3 C’s of Search Engine Optimization: Content, Code & Credibility

Over the years, we’ve had the opportunity to present at industry conferences to a wide variety of audiences on the topic of search engine optimization (SEO). In recent months, the audiences have been from industry organizations that are much less Web savvy. I’m so accustomed to talking with SEO-savvy professionals that I’ve had to change up my approach. In that vein, the following article is an attempt to present the core concepts of SEO strategy in an easy to digest and remember format. Simply put, the fundamentals of SEO can be boiled down to The 3 Cs: content, code and credibility.


As outlined in an earlier SEO article, content is indeed king. Without keyword-loaded HTML text on all key pages, there is little chance for a Web site to gain high visibility in search engines. Search engine spiders can’t read what they can’t see. Without eyes, the spider does not inherently know what an image or Flash animation depicts or contains, and therefore it will never give that content as much weight. In a similar fashion, sites with frames are a problem because the spiders have trouble locating multiple frames and only tend to index one frame before leaving

When a spider indexes a Web site, it looks for HTML text, as it can be easily read and understood. In order to show up in the top 10 (or even top 30) search engine results for any given search phrase, it is important to ensure your target phrases are embedded regularly throughout the page in question. Remember to include the phrases in the headline, high up in the body copy and again at the bottom, as engines like Google like the standard thesis approach to page layout. Also, look for opportunities to emphasize the phrase throughout the body copy by bolding, italicizing, underling or hyperlinking to other relevant content (example: search engine optimization).


With the proliferation of database-driven content management systems (CMS) and WYSIWYG editors, much of the source code behind a Web site that helps define the content and layout is large and clumsy. Spiders have trouble with some forms of programming languages that may make it easier to build or manage a Web site, like Javascript. The ideal solution to ensure your site is thoroughly indexed by search engines is to design it to widely accepted Web standards (basically less is more).

In addition to designing for spiders, the benefit of a Web standards-compliant site is that it will be accessible to the broadest set of browsers and connection speeds, improving the experience for visitors. To round out source code optimization, ensure that each and every page has keyword-optimized title, META and ALT tags. The keywords you select should be the same ones you focused on for the body copy on that page. For bonus points, ensure your domain is keyword-loaded, especially if the URL has a dynamic string of database parameters (all of those nonsensical letters, numbers and symbols after the .com should be replaced with keywords).


Now that we’ve talked about what site visitors see, and what goes on behind the scenes, it’s critical to understand one more element that affects how search engines like Google determine which site out of millions is displayed for a term like “luggage.”  Even if every page of your site has a reasonable occurrence of that term, and the URL and tags in the source code are optimized for the term, you still may never appear in the first 100 pages, let alone #3 on the first page.

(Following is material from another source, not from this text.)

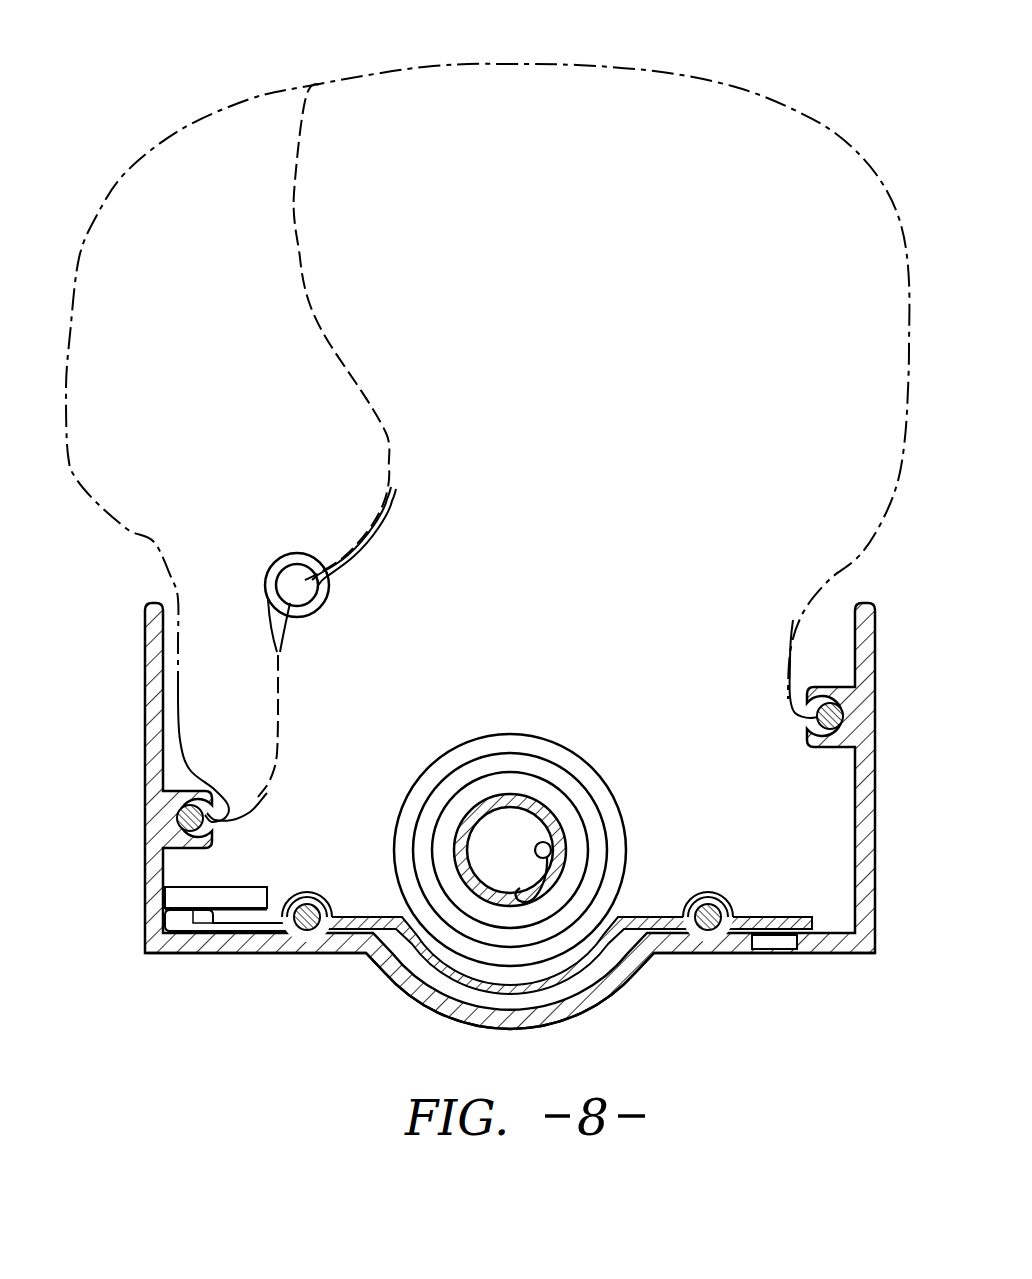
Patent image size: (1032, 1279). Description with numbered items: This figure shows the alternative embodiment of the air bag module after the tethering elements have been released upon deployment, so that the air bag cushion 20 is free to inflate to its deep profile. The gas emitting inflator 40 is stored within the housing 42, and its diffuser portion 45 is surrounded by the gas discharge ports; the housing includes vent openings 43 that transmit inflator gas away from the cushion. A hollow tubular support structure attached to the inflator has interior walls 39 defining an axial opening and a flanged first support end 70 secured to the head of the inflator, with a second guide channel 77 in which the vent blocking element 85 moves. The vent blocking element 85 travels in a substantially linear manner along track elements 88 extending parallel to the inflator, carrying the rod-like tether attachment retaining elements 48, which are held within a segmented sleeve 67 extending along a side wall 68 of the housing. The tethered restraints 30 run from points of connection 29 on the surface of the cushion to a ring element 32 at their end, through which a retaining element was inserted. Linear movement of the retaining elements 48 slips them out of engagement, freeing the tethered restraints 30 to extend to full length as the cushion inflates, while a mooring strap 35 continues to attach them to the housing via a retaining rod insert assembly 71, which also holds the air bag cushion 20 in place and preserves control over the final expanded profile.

To push yourself above and beyond the noisy competition, you need to build a sense of credibility with the search engine. The best way to do that is to acquire links from relevant industry sites that are ideally popular and are also visible in search for your target terms. The more popular and relevant a site is that links to you, the higher your link credibility (or PageRank) will be with Google. Sites that use link farms to boost their rankings often get penalized due to the lack of relevance or popularity of the pages that link to them. Quality over quantity is the mantra when undertaking a link development campaign.

Bonus: Conversion

I said I’d keep it simple, and 3 Cs does the trick for the most part, but we’re missing something. Even if you follow the above steps, you may still fall short for a variety of reasons. A common side effect of a poorly executed SEO campaign is a lack of additional leads or sales. That usually indicates your keyword terms missed the mark and need to be re-evaluated for relevant to the target audience. The right keywords = leads and sales.

The best way to ensure your keyword phrases are relevant is to closely monitor and analyze your site traffic via a Web analytics package like WebTrends. It can tell you what phrases generate traffic and from what search engine. If you have the proper setup and configuration, you can tie those to conversions (leads or sales). You can also utilize free tools from Overture and Google to evaluate new phrases and you can implement their conversion tracking tools to see which phrases convert via paid search and apply those learnings to your SEO efforts.

Your Web site is much more likely to increase in search engine visibility (and revenue) now that you are armed with the 4 Cs of SEO: content, code, credibility and conversion.